OH MY GOSH, I was a horrible waitress. I had never been terrible at a job before, but I have absolutely no skills.
For one thing, the whole thing stressed me out like crazy. I would have no tables at 12:00noon, but at 12:05, I would have five tables, all who needed to eat and pay before their lunch hour ended at 1pm. I couldn’t keep track of who needed water or bread refilled, who had already ordered, or who needed to pay. I would leave the dinner shift around midnight, go home, pass out asleep and have nightmares/anxiety dreams about forgetting to refill water glasses for my tables.
I was jealous that everyone was out with their friends having fun and I was stuck working for them. I lost weight because I was working during meal times and never had a chance to eat.
I couldn’t hold the large tray either. That thing is heavy! You’re supposed to hold it at shoulder height and it carries ~5 big plates full of food. I don’t have much arm strength (can’t do a pull up…) and the tray was just way too big for me. Usually, I would have a good grasp for a few steps and then it would tilt slightly…..sometimes causing juices from one plate or another to drip onto another plate. NOT what anyone wanted in their food.
I was only 19 and very, very uneducated in fancy drinks (or any kind of drink/cockatil). I was a college kid– we drank beer or ordered long island ice teas or midori sours at the bars (yes, now that sounds so gross to me). If I drank wine, it was usually out of a box. So someone would order another more complex than a vodka soda, I would usually have to ask them to repeat themselves a few times and then wrote down what I thought I heard and gave it to the bartender figure it out.

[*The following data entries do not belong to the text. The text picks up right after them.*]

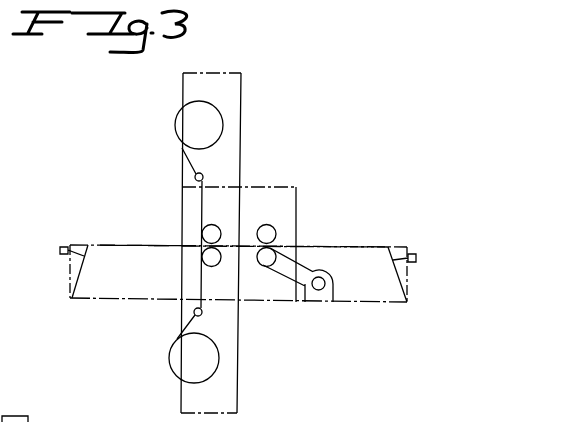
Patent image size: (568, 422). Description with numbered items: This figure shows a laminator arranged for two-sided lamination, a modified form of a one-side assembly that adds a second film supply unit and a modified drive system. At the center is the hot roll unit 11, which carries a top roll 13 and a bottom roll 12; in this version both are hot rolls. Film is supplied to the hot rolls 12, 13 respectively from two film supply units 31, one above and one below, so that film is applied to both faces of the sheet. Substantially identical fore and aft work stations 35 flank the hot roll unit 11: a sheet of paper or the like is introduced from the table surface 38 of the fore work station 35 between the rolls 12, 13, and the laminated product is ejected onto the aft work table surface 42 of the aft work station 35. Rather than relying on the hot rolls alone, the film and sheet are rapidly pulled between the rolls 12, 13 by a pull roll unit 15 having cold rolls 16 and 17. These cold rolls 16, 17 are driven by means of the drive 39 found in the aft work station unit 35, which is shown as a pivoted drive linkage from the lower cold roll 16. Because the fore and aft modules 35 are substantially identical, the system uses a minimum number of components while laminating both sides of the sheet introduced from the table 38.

The hot roll unit 11 is at (221, 285).
The bottom roll 12 is at (208, 258).
The top roll 13 is at (213, 228).
The pull roll unit 15 is at (190, 239).
The cold roll 16 is at (265, 267).
The cold roll 17 is at (267, 228).
The film supply unit 31 is at (223, 125).
The work station 35 is at (118, 278).
The surface of fore work station 38 is at (160, 243).
The drive motor 39 is at (327, 298).
The aft work table surface 42 is at (368, 247).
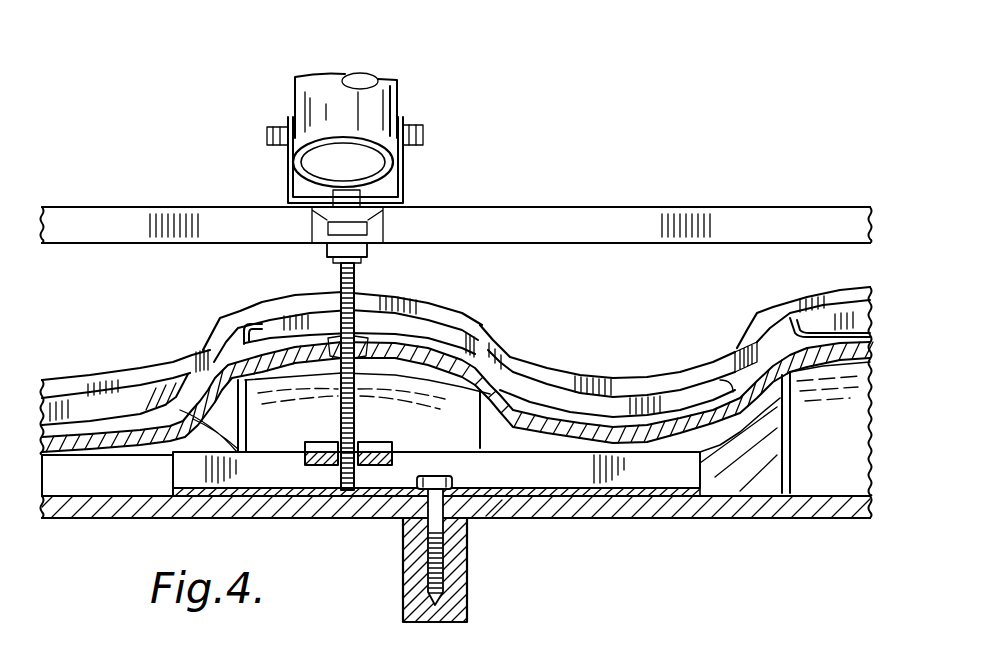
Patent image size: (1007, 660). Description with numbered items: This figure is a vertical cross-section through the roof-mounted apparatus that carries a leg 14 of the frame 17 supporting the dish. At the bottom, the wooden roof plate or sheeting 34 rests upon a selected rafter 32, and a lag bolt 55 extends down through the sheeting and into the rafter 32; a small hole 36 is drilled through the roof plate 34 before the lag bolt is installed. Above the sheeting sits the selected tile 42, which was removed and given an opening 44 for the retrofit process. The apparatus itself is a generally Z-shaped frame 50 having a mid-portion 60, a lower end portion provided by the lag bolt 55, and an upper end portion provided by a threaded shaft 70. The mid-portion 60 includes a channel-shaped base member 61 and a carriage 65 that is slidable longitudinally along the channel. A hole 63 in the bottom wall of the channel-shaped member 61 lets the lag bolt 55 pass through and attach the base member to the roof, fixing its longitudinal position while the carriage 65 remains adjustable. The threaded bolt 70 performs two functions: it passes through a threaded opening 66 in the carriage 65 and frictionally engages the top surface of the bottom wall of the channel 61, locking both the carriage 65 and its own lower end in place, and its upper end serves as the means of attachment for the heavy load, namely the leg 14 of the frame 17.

The leg 14 is at (402, 98).
The frame 17 is at (565, 206).
The threaded shaft 70 is at (356, 271).
The opening 44 is at (247, 316).
The selected tile 42 is at (442, 355).
The threaded opening 66 is at (329, 442).
The carriage 65 is at (394, 443).
The channel-shaped member 61 is at (170, 474).
The mid-portion 60 is at (288, 478).
The hole 63 is at (388, 495).
The roof plate 34 is at (643, 507).
The small hole 36 is at (492, 507).
The Z-shaped frame 50 is at (523, 478).
The rafter 32 is at (468, 598).
The lag bolt 55 is at (405, 565).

He’d usually have follow-up questions and I’d have to go back and ask the person again (aka, what kind of vodka do you want? do you want it on the rocks or straight up?). And, this is really embarrassing– I couldn’t open a bottle of wine with their fancy openers. After having the cork fall into the bottle TWICE, I finally started having the busboys open them for me. I tipped them out very well.
I’m not just being hard on myself. I got 12% tips, if that. My best friend got a job there too and was a great waitress. She averaged 25% tips. Haha!
But I learned a lot from myself that summer. I have a new appreciation for restaurant staff, especially the good ones. I still haven’t forgotten that and think about it every time I eat out.
The experience was humbling and made me focus on and think about the things that I was really good at career-wise.
I was extra proud of the money that I actually made because I worked hard for it.
And it was a new experience that taught me things my office internships never had.
The next few summers of college, I worked as a camp counselor (my favorite job ever), interned for elected officials, and babysat/nannyed. My best friend stayed and waitressed for a few years after that– she made way more money than I did as a camp counselor, but loved every minute of it. To each his own.
–Have you ever been bad at a job?
–Have you ever waitressed? Were you good at it?
– What’s a job you wish you could try out for a few months just to see if you like it?
– How did you spend your summers during high school or college?